寄生虫に関する著書が多数ある東京医科歯科大名誉教授で、人間総合科学大教授の藤田紘一郎氏は言う。
「アニサキスは、クジラやイルカの胃の中で成虫になる寄生虫です。産み落とされた卵はフンなどと一緒に海中に放出され、それを捕食したオキアミの体内で幼虫に発育します。そのオキアミをエサとして食べる魚を経由して、人間の口に入るのです。今年は猛暑の影響で海水温が高く、日本近海の海域の平均水温は平年を上回っています。海水温の上昇によって、オキアミの分布範囲や発生状況が変わり、アニサキスが増えた可能性もあります」
アニサキスは、サバ、サンマ、イワシ、サケ、スルメイカへの寄生が多く、アジやカツオへの寄生も確認されている。人間の胃や腸の中で暴れ回り、歯を突き立てて胃の粘膜に入り込む。激しい腹痛や嘔吐を起こすだけでなく、腸粘膜を突き破られ、腹水がたまって腸を切除しなければならなくなったケースもある。
「アニサキスが胃に入り込むと、多くは6時間ほどで激しい腹痛を起こします。噛み付かれた痛みよりもアレルギー反応によるものが多く、最初はこれといった症状が出ず、2度、3度と入り込まれたことで発症するケースが多い。内視鏡でアニサキスを取り除く治療が行われますが、腸にまで入り込まれると厄介です。腸閉塞を起こし、腸を切除しなければならなくなります」(藤田氏)

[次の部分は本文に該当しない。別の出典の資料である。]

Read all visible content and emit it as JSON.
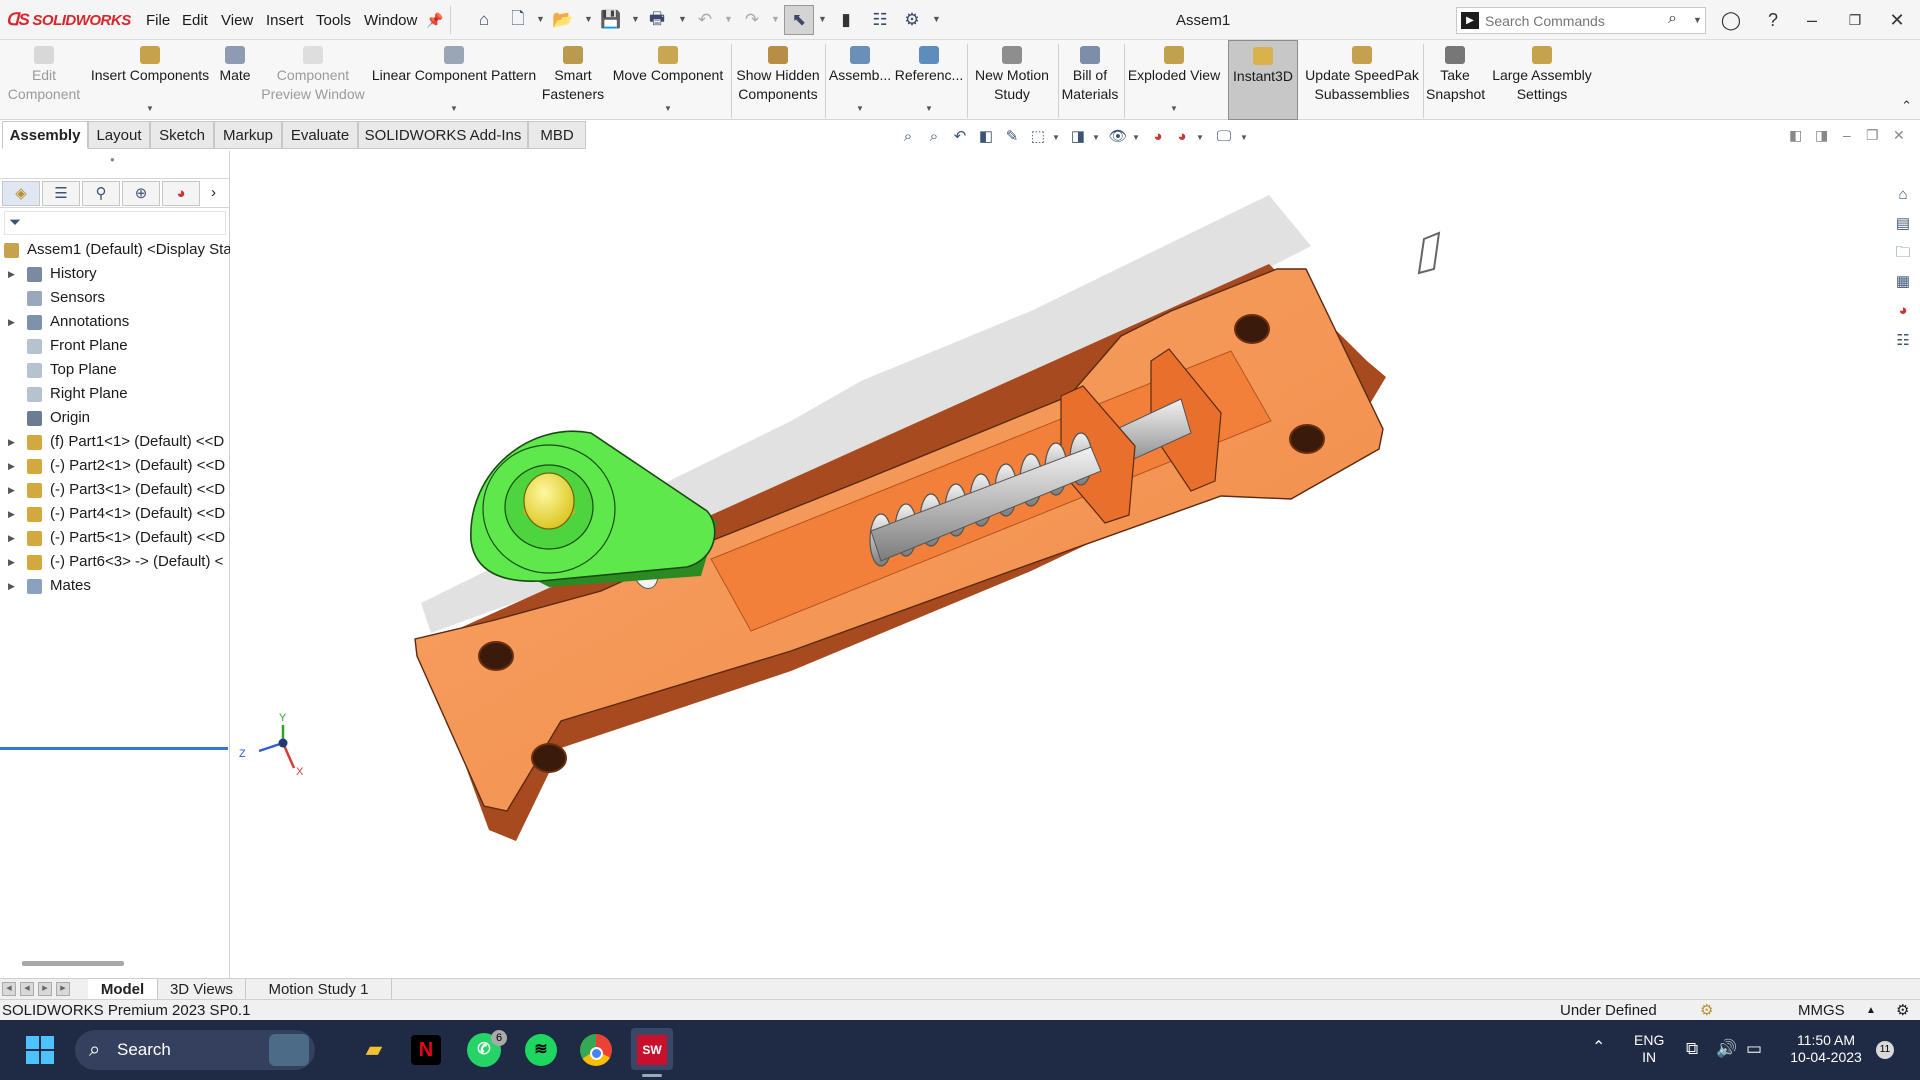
{
  "app": {
    "logo_text": "SOLIDWORKS",
    "title": "Assem1",
    "brand_color": "#d9262c"
  },
  "menu": [
    "File",
    "Edit",
    "View",
    "Insert",
    "Tools",
    "Window"
  ],
  "search": {
    "placeholder": "Search Commands"
  },
  "command_manager": {
    "buttons": [
      {
        "label": "Edit Component",
        "enabled": false
      },
      {
        "label": "Insert Components",
        "enabled": true
      },
      {
        "label": "Mate",
        "enabled": true
      },
      {
        "label": "Component Preview Window",
        "enabled": false
      },
      {
        "label": "Linear Component Pattern",
        "enabled": true
      },
      {
        "label": "Smart Fasteners",
        "enabled": true
      },
      {
        "label": "Move Component",
        "enabled": true
      },
      {
        "label": "Show Hidden Components",
        "enabled": true
      },
      {
        "label": "Assemb...",
        "enabled": true
      },
      {
        "label": "Referenc...",
        "enabled": true
      },
      {
        "label": "New Motion Study",
        "enabled": true
      },
      {
        "label": "Bill of Materials",
        "enabled": true
      },
      {
        "label": "Exploded View",
        "enabled": true
      },
      {
        "label": "Instant3D",
        "enabled": true,
        "active": true
      },
      {
        "label": "Update SpeedPak Subassemblies",
        "enabled": true
      },
      {
        "label": "Take Snapshot",
        "enabled": true
      },
      {
        "label": "Large Assembly Settings",
        "enabled": true
      }
    ]
  },
  "tabs": [
    {
      "label": "Assembly",
      "active": true
    },
    {
      "label": "Layout"
    },
    {
      "label": "Sketch"
    },
    {
      "label": "Markup"
    },
    {
      "label": "Evaluate"
    },
    {
      "label": "SOLIDWORKS Add-Ins"
    },
    {
      "label": "MBD"
    }
  ],
  "feature_tree": {
    "root": "Assem1 (Default) <Display Sta",
    "items": [
      {
        "label": "History",
        "expandable": true,
        "icon": "history-icon"
      },
      {
        "label": "Sensors",
        "expandable": false,
        "icon": "sensors-icon"
      },
      {
        "label": "Annotations",
        "expandable": true,
        "icon": "annotations-icon"
      },
      {
        "label": "Front Plane",
        "expandable": false,
        "icon": "plane-icon"
      },
      {
        "label": "Top Plane",
        "expandable": false,
        "icon": "plane-icon"
      },
      {
        "label": "Right Plane",
        "expandable": false,
        "icon": "plane-icon"
      },
      {
        "label": "Origin",
        "expandable": false,
        "icon": "origin-icon"
      },
      {
        "label": "(f) Part1<1> (Default) <<D",
        "expandable": true,
        "icon": "part-icon"
      },
      {
        "label": "(-) Part2<1> (Default) <<D",
        "expandable": true,
        "icon": "part-icon"
      },
      {
        "label": "(-) Part3<1> (Default) <<D",
        "expandable": true,
        "icon": "part-icon"
      },
      {
        "label": "(-) Part4<1> (Default) <<D",
        "expandable": true,
        "icon": "part-icon"
      },
      {
        "label": "(-) Part5<1> (Default) <<D",
        "expandable": true,
        "icon": "part-icon"
      },
      {
        "label": "(-) Part6<3> -> (Default) <",
        "expandable": true,
        "icon": "part-icon"
      },
      {
        "label": "Mates",
        "expandable": true,
        "icon": "mates-icon"
      }
    ]
  },
  "triad": {
    "x": "X",
    "y": "Y",
    "z": "Z"
  },
  "bottom_tabs": [
    {
      "label": "Model",
      "active": true
    },
    {
      "label": "3D Views"
    },
    {
      "label": "Motion Study 1"
    }
  ],
  "status": {
    "product": "SOLIDWORKS Premium 2023 SP0.1",
    "state": "Under Defined",
    "units": "MMGS"
  },
  "taskbar": {
    "search_label": "Search",
    "whatsapp_badge": "6",
    "lang_line1": "ENG",
    "lang_line2": "IN",
    "time": "11:50 AM",
    "date": "10-04-2023",
    "notification_count": "11"
  },
  "colors": {
    "base_plate": "#f5944f",
    "cam": "#5ee84c",
    "pin": "#f0e23a",
    "selection_blue": "#2f7bd1"
  }
}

アニサキスは、肌色に近い透明のイトミミズに似た体長2~3センチほどの小さな寄生虫で、肉眼ではなかなか発見できない。よく噛んで、噛み切るのも難しいという。
「アニサキスは魚の内臓に寄生しています。不慣れな人が魚をさばくと、内臓を取り除く時にアニサキスが身の方へ移動してしまう。家庭などで魚をさばくとリスクが高くなります。しょうゆ、酢、わさび、しょうがなどでは死なないので、徹底するなら、加熱調理するか、マイナス20度で24時間冷凍したものを食べるしかありません」(藤田氏)
日本人は普段から魚介類を多く食べるうえ、冷凍技術や輸送方法が進歩したことで、都市部でも新鮮な魚を生食できるようになった。そのため、アニサキス以外の寄生虫も増えている。
「アユやシラウオの生食によって感染する横川吸虫、コイのあらいなどで感染する肝吸虫が増えています。いずれも少数では症状が出ませんが、大量に寄生している場合は、注意が必要です」(藤田氏)
横川吸虫は小腸の粘膜に寄生し、腹痛や下痢を起こす。肝吸虫は肝臓内の胆管に寄生して胆管炎を引き起こし、発熱、下痢、倦怠感などの症状から、最悪の場合、肝硬変に進行するケースもあるという。
新鮮な刺し身を肴にキュッと一杯。至福のひと時だが、なるべく避けた方が無難かもしれない。